Sztuka, a w zasadzie jej odbiór, to
kwestia wrażliwości odbiorcy i „zawartości” artystycznej
propozycji. Czasem jest to chwilowa emocja, która działa „tu i
teraz”, co artyści podkreślają np. w teatrach malowania. Wtedy
dzieło powstaje na oczach widzów, „dzieje się” razem z nimi.

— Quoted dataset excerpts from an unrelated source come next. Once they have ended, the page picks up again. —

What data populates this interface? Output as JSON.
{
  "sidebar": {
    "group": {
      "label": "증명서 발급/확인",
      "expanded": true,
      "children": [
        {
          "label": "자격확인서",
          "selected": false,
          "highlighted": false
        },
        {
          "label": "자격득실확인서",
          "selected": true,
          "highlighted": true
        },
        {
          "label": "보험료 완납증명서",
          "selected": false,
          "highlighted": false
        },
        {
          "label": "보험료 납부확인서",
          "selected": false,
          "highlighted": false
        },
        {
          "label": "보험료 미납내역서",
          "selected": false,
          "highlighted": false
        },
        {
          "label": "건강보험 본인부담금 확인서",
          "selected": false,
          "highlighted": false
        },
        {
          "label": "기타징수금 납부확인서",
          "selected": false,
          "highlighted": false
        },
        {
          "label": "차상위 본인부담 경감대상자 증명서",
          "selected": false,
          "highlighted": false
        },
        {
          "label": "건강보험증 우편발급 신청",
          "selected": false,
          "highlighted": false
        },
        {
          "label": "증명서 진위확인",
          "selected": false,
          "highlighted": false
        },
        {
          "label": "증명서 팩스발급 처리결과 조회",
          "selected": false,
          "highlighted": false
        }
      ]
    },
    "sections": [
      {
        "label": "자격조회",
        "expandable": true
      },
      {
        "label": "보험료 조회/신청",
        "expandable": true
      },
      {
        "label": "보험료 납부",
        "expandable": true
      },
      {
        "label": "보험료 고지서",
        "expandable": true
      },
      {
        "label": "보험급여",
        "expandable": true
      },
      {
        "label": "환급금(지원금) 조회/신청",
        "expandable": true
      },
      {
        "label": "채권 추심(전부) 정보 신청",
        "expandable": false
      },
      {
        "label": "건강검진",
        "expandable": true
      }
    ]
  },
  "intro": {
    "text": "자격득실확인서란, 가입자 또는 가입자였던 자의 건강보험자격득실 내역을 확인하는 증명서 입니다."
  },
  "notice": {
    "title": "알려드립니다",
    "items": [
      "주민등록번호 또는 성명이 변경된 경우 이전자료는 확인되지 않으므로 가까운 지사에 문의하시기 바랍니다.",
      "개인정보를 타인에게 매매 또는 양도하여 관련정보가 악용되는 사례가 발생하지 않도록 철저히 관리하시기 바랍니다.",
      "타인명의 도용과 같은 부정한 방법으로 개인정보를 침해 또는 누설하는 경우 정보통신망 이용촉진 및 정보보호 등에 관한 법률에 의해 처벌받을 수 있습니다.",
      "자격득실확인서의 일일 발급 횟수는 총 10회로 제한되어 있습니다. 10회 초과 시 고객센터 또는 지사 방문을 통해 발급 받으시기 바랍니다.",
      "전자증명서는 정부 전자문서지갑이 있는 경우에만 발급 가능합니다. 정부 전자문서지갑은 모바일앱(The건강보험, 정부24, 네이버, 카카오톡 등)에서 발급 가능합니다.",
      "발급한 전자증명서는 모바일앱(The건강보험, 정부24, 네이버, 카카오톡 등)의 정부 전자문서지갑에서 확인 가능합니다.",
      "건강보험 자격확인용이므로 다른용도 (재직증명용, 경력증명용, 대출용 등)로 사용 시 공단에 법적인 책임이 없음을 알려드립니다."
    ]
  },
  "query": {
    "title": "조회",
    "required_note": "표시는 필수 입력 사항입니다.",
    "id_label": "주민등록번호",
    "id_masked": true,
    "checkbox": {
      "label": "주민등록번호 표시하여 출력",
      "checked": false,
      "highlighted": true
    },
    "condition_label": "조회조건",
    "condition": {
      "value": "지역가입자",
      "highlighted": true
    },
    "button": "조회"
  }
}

Mieszkający w San Francisco 33 -letni
Andres Amador poszedł jakby o krok dalej. Jego dzieła powstają na
oczach widzów i na ich oczach „umierają”, giną. Artysta tworzy
obrazy na piasku plaż, wykorzystując grabie i liny, które pomagają
mu w dokładności wykonania wzorów, które często nawiązują do
ornamentów kultury przedkolumbijskiej.
Andres Amador ma tylko kilka godzin
czasu, wraz z przypływem jego dzieła znikają. Liczy się dla niego
samo działanie, rezultat, chociaż fascynujący, jest mniej ważny.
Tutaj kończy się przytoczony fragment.